By Robert P. Granacher Jr., M.D., M.B.A.
Dr. Phil Hall never dreamed while growing up in Lexington, that someday he would practice anesthesiology in a war torn area such as Syria. During his last service there, an indigenous female nurse came into his hospital with a gun and began asking if “there were any Americans present.” She fired the gun into the air. As an exercise in caution, Dr. Hall was evacuated from the area, taken back to a bordering country, and returned to the United States. This was the last occasion Phil was able to serve in Syria and a few months after he left other medical colleagues were kidnapped, held and then released months later.
Many years prior to his missions to Syria, he completed medical school at the University of Kentucky, thereafter finishing a residency in anesthesiology at the Mayo Clinic. These accomplishments fulfilled a childhood dream to become a doctor. After returning to Lexington, he has practiced at St. Joseph Hospital for more than 30 years while adding mission trips to his practice routine in the last decade. Phil and I discussed his traveling medical missions one afternoon on the surgical floor at the St. Joseph Hospital on a gray December day prior to Christmas. He related that about seven years ago, he was asked by a nurse anesthetist colleague to become a participant in the Knoxville Medical Mission.
This organization has been traveling to provide benevolent medical care for about 15 years. For seven years since her inquiry, Dr. Hall has flown to Antigua, Guatemala where he has practiced anesthesiology at the same hospital each time. He has provided services to medically deprived Guatemalans to assist his general surgery, urology and gynecology colleagues. By chance encounter, my wife and I met again with Phil and his Lexington team in January at Bluegrass Airport as they were embarking again to Guatemala.
More recently, Dr. Hall has become associated with Doctors without Borders (D.W.B.). He sought out this organization in order to be of service in areas other than Guatemala. Prior to his service in Syria, he provided D.W.B. anesthesia services in the African south Sudan. The patients he served there were severely deprived, had no running water or electricity, and resided in a very small population in the south of this primitive country. His operating room environment was within a large tent, but he had to live in a small personal tent while on his
Doctors without Borders first began in the 1970s in France. It functions as a nonpolitical, non-religious organization, and it avoids taking sides in politics, war, or other geopolitical issues. After Sudan, Dr. Hall was sent to Syria twice in 2013 by D.W.B. During his first trip he found the Syrians to be very friendly and helpful.

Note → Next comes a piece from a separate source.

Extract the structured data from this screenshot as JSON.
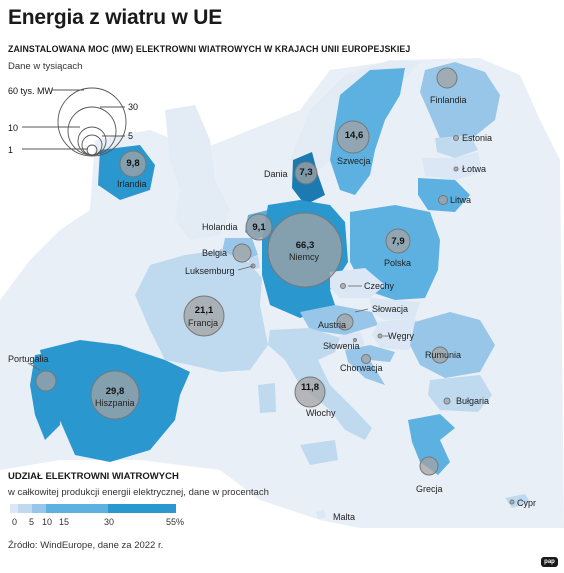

However, while he practiced his skills in a hospital rather than a tent, the conditions were quite primitive, as this war torn area had lost its previous wellestablished medical system. During surgeries, he could hear exploding rocket warheads daily that often fell on the hospital grounds. With inadequate resources, medical supplies had to be obtained from a neighboring country.
He found the political conditions had changed dramatically when he returned to Syria later in 2013. Now the area was infiltrated with members of I.S.I.L while Syria’s political control had changed for the worse. He had to land by plane in a country outside Syria, be transported to the Syrian border, and then walk across as there was no passport control. Not only had conditions changed politically, the means of anesthesia practice was very primitive due to the destruction of the Syrian healthcare system by the war. He could only use equipment that was easy to operate in adverse situations. He and his colleagues were unable to obtain oxygen canisters, and moreover the hospital had no oxygen lines. He could provide oxygen to patients only by using concentrators. Fortunately, he did have available end-tidal CO2 monitors and ECG monitors.
While smiling he told me he had his choice of any gaseous general anesthesia he needed, “as long as it was halothane.” Due to the frequently injured civilian population, much of the surgery provided was trauma-based but he also assisted in Cesarean sections. For the more severe injuries, and those requiring subspecialty surgery, the patient could often be referred out locally or sent to a neighboring country. Patients had to be transported to the border of the neighboring country and then be moved to hospital. Dr. Hall did not have the benefit of an ICU nor ventilators; and much of the time, he had to provide postoperative care himself to the patients rather than follow the postoperative routine he was used to at St. Joseph Hospital. His medical team generally consisted of a surgeon, himself, and a nurse.
These frightening conditions and primitive equipment have not dissuaded Dr. Hall from future missions. While he does not plan to go into a combat area, he will continue to provide services to needy, medically underserved populations in other countries. He enjoys the challenge to his anesthesia skills. Moreover, the medical colleagues he meets are extremely interesting and they have varied and diverse medical backgrounds. His experiences have taught him how medical systems do and do not work. Dr. Hall notes sadly that we Americans, as not unexpected, have a significant misunderstanding of the immense geopolitical issues in Syria. One-third of the population where he practiced has been displaced by the war to other countries or regions, and no one feels safe living there. Yet, Phil has enjoyed these challenges, and he possesses a great sense of accomplishment after providing anesthesiology services to those needing him under the direst of circumstances.